Pronto, é oficial: Gaspar estatelou-se. Depois de ano e meio a teimar na sua absurda política de austeridade "além da troika", o ministro das Finanças teve de assumir o fiasco e o choque frontal com a realidade da espiral recessiva e do desemprego. Falhou nas políticas, falhou nas previsões, tinha de falhar nos resultados. Entretanto, o mal está feito: o erro de Vítor Gaspar pôs a economia em recessão profunda e atirou 250 mil portugueses para o desemprego em apenas dezoito meses.

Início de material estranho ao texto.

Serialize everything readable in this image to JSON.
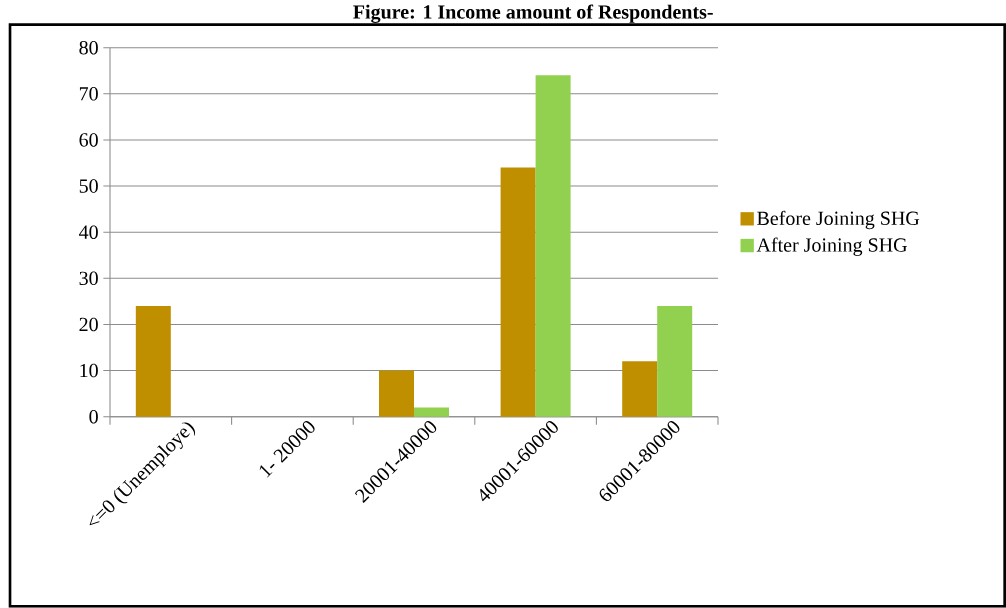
{
  "chart_data": {
    "type": "bar",
    "title": "Figure: 1 Income amount of Respondents-",
    "categories": [
      "<=0 (Unemploye)",
      "1- 20000",
      "20001-40000",
      "40001-60000",
      "60001-80000"
    ],
    "series": [
      {
        "name": "Before Joining SHG",
        "color": "#bf8f00",
        "values": [
          24,
          0,
          10,
          54,
          12
        ]
      },
      {
        "name": "After Joining SHG",
        "color": "#92d050",
        "values": [
          0,
          0,
          2,
          74,
          24
        ]
      }
    ],
    "ylim": [
      0,
      80
    ],
    "yticks": [
      0,
      10,
      20,
      30,
      40,
      50,
      60,
      70,
      80
    ],
    "grid": "y",
    "legend": "right"
  }
}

Já em 2012, convém lembrar, Gaspar fez o Orçamento em três tentativas (o inicial e dois rectificativos) e falhou em todas. Incapaz de prever a queda abrupta da procura interna e das receitas fiscais (resultante das suas próprias medidas de austeridade), surpreendido por uma recessão e um desemprego acima do que lhe dizia o modelo académico resumido na sua folha de Excel e nos seus famosos "documentos de suporte", Vítor Gaspar deixou de conseguir disfarçar o fiasco a partir de meados do ano. Foi a evidência desse fiasco (constatada na 5ª avaliação) que forçou a "troika" a adiar para este ano a meta de redução do défice para 4,5%. Mas nem assim Vítor Gaspar conseguiu cumprir o objectivo de redução do défice. Por consequência, "transitou" para 2013 o "desvio colossal" registado na execução de 2012, tornando mais longínqua a meta do défice deste ano. Foi justamente para "resolver" esse problema que o ministro das Finanças teve a brilhante ideia do "enorme aumento de impostos", que nunca esteve previsto no Memorando inicial da "troika" e muito menos nas promessas eleitorais dos partidos da maioria.

Este ano, não foi preciso esperar tanto. Antes ainda do fim de Fevereiro, e muito antes dos dados da execução orçamental do 1º trimestre, já o ministro das Finanças, confrontado com os números da recessão e do desemprego do 4º trimestre do ano passado, teve de reconhecer que o cenário macroeconómico do Orçamento para 2013 estava de rastos: a recessão vai ser o dobro do previsto e o desemprego será ainda pior do que o estimado. O resto, já se sabe: as receitas fiscais e a despesa com subsídios de desemprego vão falhar os valores orçamentados. E Vítor Gaspar falhará outra vez a meta do défice.

Pressionado pelos factos, o Ministro das Finanças dispõe-se agora a dar o dito por não dito: já admite rever o ritmo do ajustamento; já quer alterar as metas e os calendários; já se dispõe a pedir mais tempo à "troika; já reconhece que "mais tempo" não implica mais dinheiro; já não garante o corte de quatro mil milhões de euros até 2014 e até já requereu igualdade de tratamento face à Grécia na assistência financeira. A pirueta é monumental.

Todavia, é preciso cautela. Confundir estes acertos de emergência no programa de ajustamento com uma verdadeira alteração de política seria uma precipitação e um erro grave. Bem vistas as coisas, o ministro das Finanças não anunciou até agora nada de muito diferente do que já fez no ano passado, quando as coisas deram para o torto: rever as metas do ajustamento à medida do seu fracasso. Ora, uma coisa é alterar as metas simplesmente para acomodar derrapagens e minorar as medidas adicionais de austeridade, outra bem diferente seria rever essas metas de modo a conquistar espaço para medidas de apoio ao crescimento e ao emprego. É por isso que a notícia da semana não foi a mudança de política do Governo - que está longe de estar confirmada - mas sim o reconhecimento pelo ministro das Finanças do fracasso orçamental e económico da sua política de austeridade "além da troika".

Apesar da sua obsessão ideológica, Vítor Gaspar não deixa de ser um economista bem preparado, cujos méritos ninguém põe em causa. Mas quando chegou ao Governo foi recebido com aquele ar provinciano com que alguns ainda olham para tudo o que vem de fora. Ele nem era bem português, mas um estrangeirado. O País, na sua infinita ignorância, desconhecia-o, mas o Mundo civilizado, alegadamente, venerava-o e só por distração não o tinha ainda premiado com o Nobel da Economia. Apesar de ministro, ele não era bem um político (coisa detestável) mas um "técnico" (coisa maravilhosa). E se não impressionava propriamente pelo que dizia, tinha uma característica muito marcante: falava devagar. Vinte meses depois, está confirmado: o ministro fala, realmente, devagar. Infelizmente, estatelou-se depressa.